A Young Designer’s Path to a Personal Fashion Collection
As a fashion-oriented institution, FIT presents a variety of valuable and interesting classes that can aid a person in achieving their dream through diligent work and perseverance. Jade Lee, a young, 29 year-old designer who is a current student at FIT, has applied her knowledge from her academic experiences and to her dream: a collection that has walked down the runway at fashion shows worldwide and become widely recognized. Through FIT, along with much dedication and work, Lee has expanded her knowledge of fabrics and received feedback on her work.
Lee has always been interested in fashion design and has worked for various fashion companies such as, Oscar de La Renta, Brandon Sun, Diane von Furstenberg, Prabal Gurung, and for a designer in South Korea. In addition, Jade will start working for Proenza Schouler next semester to obtain experience. In 2012, Jade’s skills were requested to create garments that would be later used in a publication called, SHEI magazine. Eventually, the garments were interpreted into a collection called “Conceptual Work Since 2012” which has been featured in three fashion shows: Elements of Style fashion show, Noire fashion show, Bronze Elegance fashion show. In addition, Jade’s pieces were displayed at a showcase in Michigan. Lee’s shows have received positive feedback, with several buyers inviting her to participate in trade shows. The young designer does not hesitate to work with a wide range of materials such as leather, knit, quilted and stretch fabrics. The sense of combining various, utterly distinctive seems to pay off because according to Lee, “people can always recognize my work.”
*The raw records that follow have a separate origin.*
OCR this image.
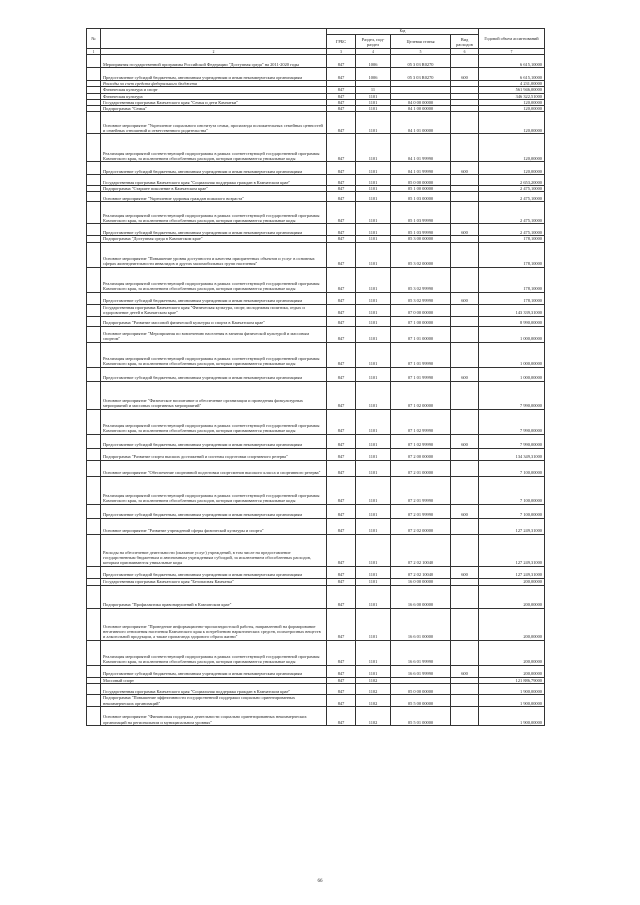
№		Код				Годовой объем ассигнований
		ГРБС	Раздел, под-раздел	Целевая статья	Вид расходов	
1	2	3	4	5	6	7
	Мероприятия государственной программы Российской Федерации "Доступная среда" на 2011-2020 годы	847	1006	05 3 03 R0270		6 615,10000
	Предоставление субсидий бюджетным, автономным учреждениям и иным некоммерческим организациям	847	1006	05 3 03 R0270	600	6 615,10000
	Расходы за счет средств федерального бюджета					4 231,00000
	Физическая культура и спорт	847	11			561 946,00000
	Физическая культура	847	1101			346 322,51000
	Государственная программа Камчатского края "Семья и дети Камчатки"	847	1101	04 0 00 00000		120,00000
	Подпрограмма "Семья"	847	1101	04 1 00 00000		120,00000
	Основное мероприятие "Укрепление социального института семьи, пропаганда положительных семейных ценностей и семейных отношений и ответственного родительства"	847	1101	04 1 01 00000		120,00000
	Реализация мероприятий соответствующей подпрограммы в рамках соответствующей государственной программы Камчатского края, за исключением обособленных расходов, которым присваиваются уникальные коды	847	1101	04 1 01 99990		120,00000
	Предоставление субсидий бюджетным, автономным учреждениям и иным некоммерческим организациям	847	1101	04 1 01 99990	600	120,00000
	Государственная программа Камчатского края "Социальная поддержка граждан в Камчатском крае"	847	1101	05 0 00 00000		2 653,20000
	Подпрограмма "Старшее поколение в Камчатском крае"	847	1101	05 1 00 00000		2 475,10000
	Основное мероприятие "Укрепление здоровья граждан пожилого возраста"	847	1101	05 1 03 00000		2 475,10000
	Реализация мероприятий соответствующей подпрограммы в рамках соответствующей государственной программы Камчатского края, за исключением обособленных расходов, которым присваиваются уникальные коды	847	1101	05 1 03 99990		2 475,10000
	Предоставление субсидий бюджетным, автономным учреждениям и иным некоммерческим организациям	847	1101	05 1 03 99990	600	2 475,10000
	Подпрограмма "Доступная среда в Камчатском крае"	847	1101	05 3 00 00000		178,10000
	Основное мероприятие "Повышение уровня доступности и качества приоритетных объектов и услуг в основных сферах жизнедеятельности инвалидов и других маломобильных групп населения"	847	1101	05 3 02 00000		178,10000
	Реализация мероприятий соответствующей подпрограммы в рамках соответствующей государственной программы Камчатского края, за исключением обособленных расходов, которым присваиваются уникальные коды	847	1101	05 3 02 99990		178,10000
	Предоставление субсидий бюджетным, автономным учреждениям и иным некоммерческим организациям	847	1101	05 3 02 99990	600	178,10000
	Государственная программа Камчатского края "Физическая культура, спорт, молодежная политика, отдых и оздоровление детей в Камчатском крае"	847	1101	07 0 00 00000		143 339,31000
	Подпрограмма "Развитие массовой физической культуры и спорта в Камчатском крае"	847	1101	07 1 00 00000		8 990,00000
	Основное мероприятие "Мероприятия по вовлечению населения в занятия физической культурой и массовым спортом"	847	1101	07 1 01 00000		1 000,00000
	Реализация мероприятий соответствующей подпрограммы в рамках соответствующей государственной программы Камчатского края, за исключением обособленных расходов, которым присваиваются уникальные коды	847	1101	07 1 01 99990		1 000,00000
	Предоставление субсидий бюджетным, автономным учреждениям и иным некоммерческим организациям	847	1101	07 1 01 99990	600	1 000,00000
	Основное мероприятие "Физическое воспитание и обеспечение организации и проведения физкультурных мероприятий и массовых спортивных мероприятий"	847	1101	07 1 02 00000		7 990,00000
	Реализация мероприятий соответствующей подпрограммы в рамках соответствующей государственной программы Камчатского края, за исключением обособленных расходов, которым присваиваются уникальные коды	847	1101	07 1 02 99990		7 990,00000
	Предоставление субсидий бюджетным, автономным учреждениям и иным некоммерческим организациям	847	1101	07 1 02 99990	600	7 990,00000
	Подпрограмма "Развитие спорта высших достижений и системы подготовки спортивного резерва"	847	1101	07 2 00 00000		134 349,31000
	Основное мероприятие "Обеспечение спортивной подготовки спортсменов высокого класса и спортивного резерва"	847	1101	07 2 01 00000		7 100,00000
	Реализация мероприятий соответствующей подпрограммы в рамках соответствующей государственной программы Камчатского края, за исключением обособленных расходов, которым присваиваются уникальные коды	847	1101	07 2 01 99990		7 100,00000
	Предоставление субсидий бюджетным, автономным учреждениям и иным некоммерческим организациям	847	1101	07 2 01 99990	600	7 100,00000
	Основное мероприятие "Развитие учреждений сферы физической культуры и спорта"	847	1101	07 2 02 00000		127 249,31000
	Расходы на обеспечение деятельности (оказание услуг) учреждений, в том числе на предоставление государственным бюджетным и автономным учреждениям субсидий, за исключением обособленных расходов, которым присваиваются уникальные коды	847	1101	07 2 02 10040		127 249,31000
	Предоставление субсидий бюджетным, автономным учреждениям и иным некоммерческим организациям	847	1101	07 2 02 10040	600	127 249,31000
	Государственная программа Камчатского края "Безопасная Камчатка"	847	1101	16 0 00 00000		200,00000
	Подпрограмма "Профилактика правонарушений в Камчатском крае"	847	1101	16 6 00 00000		200,00000
	Основное мероприятие "Проведение информационно-пропагандистской работы, направленной на формирование негативного отношения населения Камчатского края к потреблению наркотических средств, психотропных веществ и алкогольной продукции, а также пропаганда здорового образа жизни"	847	1101	16 6 01 00000		200,00000
	Реализация мероприятий соответствующей подпрограммы в рамках соответствующей государственной программы Камчатского края, за исключением обособленных расходов, которым присваиваются уникальные коды	847	1101	16 6 01 99990		200,00000
	Предоставление субсидий бюджетным, автономным учреждениям и иным некоммерческим организациям	847	1101	16 6 01 99990	600	200,00000
	Массовый спорт	847	1102			121 886,79000
	Государственная программа Камчатского края "Социальная поддержка граждан в Камчатском крае"	847	1102	05 0 00 00000		1 900,00000
	Подпрограмма "Повышение эффективности государственной поддержки социально ориентированных некоммерческих организаций"	847	1102	05 5 00 00000		1 900,00000
	Основное мероприятие "Финансовая поддержка деятельности социально ориентированных некоммерческих организаций на региональном и муниципальном уровнях"	847	1102	05 5 01 00000		1 900,00000
66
When asked about what she is inspired by and what pieces that is reflected in, Lee replied with several examples. “The grey padded jacket and jumpsuit borrow imagery from crop circles. For example, the oval shape that looks like fabric trim resembles the outline of crop circles.” She used quilted fabric for the dark indigo jumpsuit with circular patterns. “The structure and shape of the red knit coat and dress were inspired by blood vessels,” she said.
The gold corset and bodysuit are standout pieces. Unlike the alien- and body-inspired pieces, these have a lighter feel. Lee said they were inspired by drag shows. “The pink and grey athleisure piece was inspired by Turkish painter İrfan.nürmen’s work, which I saw at the C24 gallery Chelsea in Manhattan,” Lee said. “I loved his use of color blocking and layers, so I wanted to incorporate them into my work.” The “Conceptual Work Since 2012” designer is also inspired by “unique objects and phenomenon” and by “memories from my childhood and the history of certain things.” Besides, Lee has also taken quite a lot of inspiration from FIT’s own courses. “FIT has very different courses than other schools,” stated Lee. Fashion schools tend to dictate what the designer has to create, however, at FIT, Lee is given freedom to experiment which inspires her the most. “Other fashion schools have thesis classes, so students make garments for the theme they have been assigned, meanwhile at FIT, we are making different, new garments in every class.”
Lee describes herself as a “designer who likes to try things people have never done before.” As any designer, Jade has her own favorite part when it comes to creating her collection. She always tries to “experiment with new materials, stitching and fabric manipulation techniques.” She expected the work for this collection to be challenging but she approached it with an experimental mindset. While trying to create a commercial collection that avoids copying existing designs, Lee is focused on communicating a cohesive theme throughout the collection.
A young designer, who has received recognition from the fashion houses and magazines she has worked for, as well individuals who follow Jade’s work on social media, has managed to transform her vision into a reality, while finding a creative approach to do so. Therefore, she has some advice to offer to other young designers who would like to start their own fashion lines and get their designs on a runway: “I always try to experiment with materials that others avoid using. Sometimes, people are worried about conceptual work because of sales. So long as your collection is coherent, people will appreciate wearing something that’s unique.” Stick to your own design aesthetic, and your effort will pay off.
In addition, Lee recommends using social media to network with other individuals in the industry. Personally, Lee attributes some of her success to Instagram. “After I posted pictures of my work on Instagram, my career started to take off. Several people reached out and offered me a place in their fashion shows.” The more she shared her designs, the more she received positive feedback and showcase opportunities. Therefore, if an individual is aiming to get their work out in the world, Lee said he or she should definitely stay connected and interact with their audience as much as possible. Staying connected is the golden ticket to the modern world of fashion, and Jade seems to get a hold of it.